At least 11 other dams have been proposed on the mainstream Lower Mekong, in addition to five already built on the upper part of the river in China.

The protesters were allowed a brief meeting with the MRC’s chief executive officer Hans Guttman, who told them that only preliminary construction had begun around the Xayaburi site and that the commission would consider the concerns of local people, according to Thailand’s The Nation newspaper.

Power study

The day before the protests, representatives from more than 130 civil society groups issued a statement backing a report that proposes an alternative power plan for Thailand that excludes the Xayaburi dam.

The report, produced by Thai energy experts Chuenchom Sangasri Greacen and Chris Greacen, was presented to the country’s Energy Regulatory Commission on Friday and recommends Thailand seek sources of energy with environmental impact less damaging than that of the Xayaburi dam. 

The report, “Power Development Plan (PDP) 2012 and a Framework for Improving Accountability and Performance of Power Sector Planning,” criticizes the country’s plan for investing in energy infrastructure and recommends ways where energy use could be reduced.

“If we can invest in the know-how to manage energy consumption, in sustainable energy, and in production efficiency, not only will the price of electricity be lower,  but we can also avoid … importing energy from high-impact dams such as Xayaburi,” Chuenchom Sangasri Greacen told RFA.

She said that Thailand’s energy planning process is flawed and that the country should invest in efficiency measures and alternative energy instead.

“We have a better alternative,” she said.  “According to energy conservation policy, we should be investing more in the area of producing better electrical devices, or the standard of buildings instead of building new power plants, or building hydroelectric dams that create impacts to environment.”

Reported by RFA’s Khmer and Lao services.
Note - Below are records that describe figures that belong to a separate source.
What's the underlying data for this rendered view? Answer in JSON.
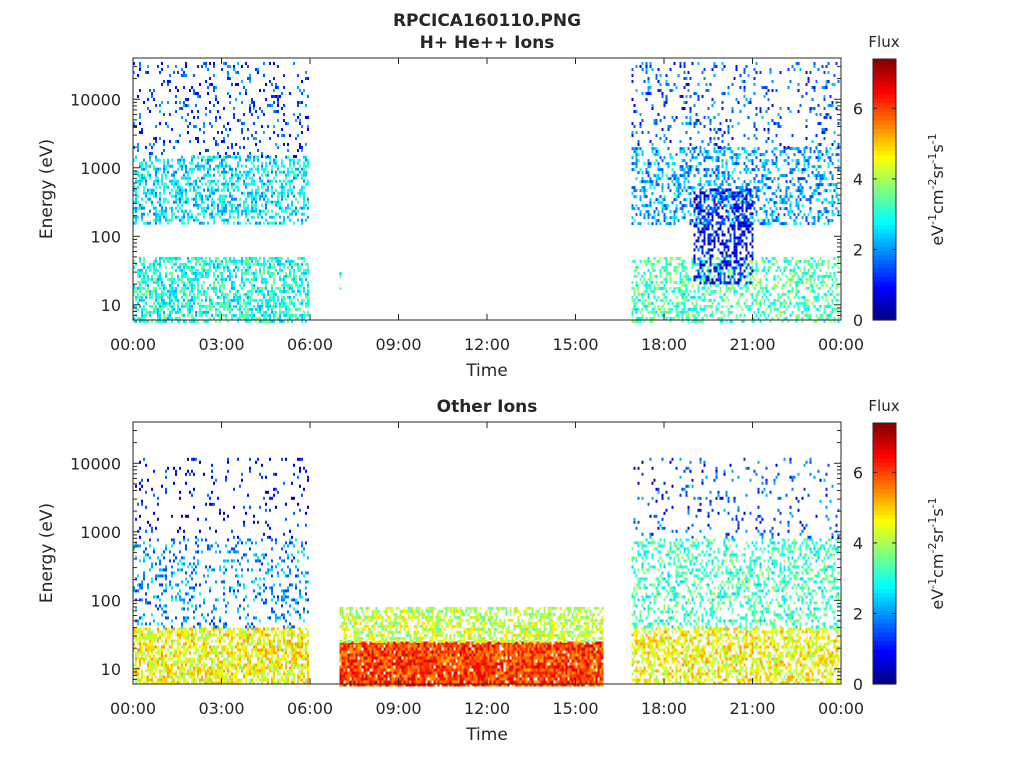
{
  "figure": {
    "title": "RPCICA160110.PNG"
  },
  "colorscale": {
    "title": "Flux",
    "ticks": [
      "0",
      "2",
      "4",
      "6"
    ],
    "tick_values": [
      0,
      2,
      4,
      6
    ],
    "range": [
      0,
      7.4
    ],
    "unit_parts": [
      "eV",
      "-1",
      "cm",
      "-2",
      "sr",
      "-1",
      "s",
      "-1"
    ],
    "colors": [
      "#00007f",
      "#0000ff",
      "#007fff",
      "#00ffff",
      "#7fff7f",
      "#ffff00",
      "#ff7f00",
      "#ff0000",
      "#7f0000"
    ]
  },
  "chart_data": [
    {
      "type": "heatmap",
      "title": "H+ He++ Ions",
      "xlabel": "Time",
      "ylabel": "Energy (eV)",
      "x_range_hours": [
        0,
        24
      ],
      "x_ticks": [
        "00:00",
        "03:00",
        "06:00",
        "09:00",
        "12:00",
        "15:00",
        "18:00",
        "21:00",
        "00:00"
      ],
      "y_scale": "log",
      "y_range_eV": [
        6,
        40000
      ],
      "y_ticks": [
        "10",
        "100",
        "1000",
        "10000"
      ],
      "colorbar_label": "Flux",
      "grid": false,
      "regions": [
        {
          "t": [
            0.0,
            5.9
          ],
          "e": [
            150,
            1500
          ],
          "flux": 2.6,
          "density": 0.45
        },
        {
          "t": [
            0.0,
            5.9
          ],
          "e": [
            1500,
            35000
          ],
          "flux": 1.5,
          "density": 0.12
        },
        {
          "t": [
            0.0,
            5.9
          ],
          "e": [
            6,
            50
          ],
          "flux": 3.0,
          "density": 0.55
        },
        {
          "t": [
            7.0,
            7.1
          ],
          "e": [
            15,
            30
          ],
          "flux": 3.2,
          "density": 0.3
        },
        {
          "t": [
            16.9,
            23.9
          ],
          "e": [
            150,
            2000
          ],
          "flux": 2.1,
          "density": 0.35
        },
        {
          "t": [
            16.9,
            23.9
          ],
          "e": [
            2000,
            35000
          ],
          "flux": 1.6,
          "density": 0.12
        },
        {
          "t": [
            16.9,
            23.9
          ],
          "e": [
            6,
            50
          ],
          "flux": 3.3,
          "density": 0.4
        },
        {
          "t": [
            19.0,
            21.0
          ],
          "e": [
            20,
            500
          ],
          "flux": 1.0,
          "density": 0.45
        }
      ]
    },
    {
      "type": "heatmap",
      "title": "Other Ions",
      "xlabel": "Time",
      "ylabel": "Energy (eV)",
      "x_range_hours": [
        0,
        24
      ],
      "x_ticks": [
        "00:00",
        "03:00",
        "06:00",
        "09:00",
        "12:00",
        "15:00",
        "18:00",
        "21:00",
        "00:00"
      ],
      "y_scale": "log",
      "y_range_eV": [
        6,
        40000
      ],
      "y_ticks": [
        "10",
        "100",
        "1000",
        "10000"
      ],
      "colorbar_label": "Flux",
      "grid": false,
      "regions": [
        {
          "t": [
            0.0,
            5.9
          ],
          "e": [
            6,
            40
          ],
          "flux": 4.6,
          "density": 0.7
        },
        {
          "t": [
            0.0,
            5.9
          ],
          "e": [
            40,
            800
          ],
          "flux": 2.0,
          "density": 0.18
        },
        {
          "t": [
            0.0,
            5.9
          ],
          "e": [
            800,
            12000
          ],
          "flux": 1.0,
          "density": 0.07
        },
        {
          "t": [
            7.0,
            15.9
          ],
          "e": [
            6,
            25
          ],
          "flux": 6.0,
          "density": 0.95
        },
        {
          "t": [
            7.0,
            15.9
          ],
          "e": [
            25,
            80
          ],
          "flux": 4.2,
          "density": 0.6
        },
        {
          "t": [
            16.9,
            23.9
          ],
          "e": [
            6,
            40
          ],
          "flux": 4.6,
          "density": 0.6
        },
        {
          "t": [
            16.9,
            23.9
          ],
          "e": [
            40,
            800
          ],
          "flux": 3.2,
          "density": 0.35
        },
        {
          "t": [
            16.9,
            23.9
          ],
          "e": [
            800,
            12000
          ],
          "flux": 1.5,
          "density": 0.08
        }
      ]
    }
  ]
}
Translations by Samean Yun and Somnet Inthapannha. Written in English by Rachel Vandenbrink.

Comments (7)

Anonymous Reader

If anybody can tell Chinese to stop then tell Laos Gov. to stop. Cambodia put net on Mekong, and fish can not come up to upper Mekong, Laos didnt say anything, now just be quiet.

May 03, 2012 08:36 PM

Anonymous Reader

Good move Vietnam & Cambodia but don't forget the Corrupted Cambodian & Viet Gov also collude to build some damns in Mekong River in Cambodia. Why don't stop this project to save environment along this River?

May 02, 2012 08:47 PM

Anonymous Reader

In response to goodwill question I like to say that nobody can stop China to build the dams on the Mekong River within its territory and neither with Laos. I don’t think that Laos has signed any treaty of that kind that prevents itself to build the hydroelectric dams across the Mekong within its territory. The Mekong River Commission is an Intergovernmental Organization with consultative character unlike the Security Council of the United Nations where the 5 permanent members enjoy the right of veto. The resolutions and decisions adopted by it are of consultative nature so Laos might comply with and not up to its national interests.

May 02, 2012 06:45 PM

Anonymous Reader

The Dam itself isn't going to help the poor people in Laos, why build it? Stop the corruptions in the govt. is the key for development in Laos.

May 02, 2012 02:08 PM

Anonymous Reader

Cowboy, Please be aware that China is not permanently a member of MRC and, if I am not wrong, it has not signed any agreement on the Mekong river's national resources. Cambodia is small and weak to stop China, but a simple question is Are you able to?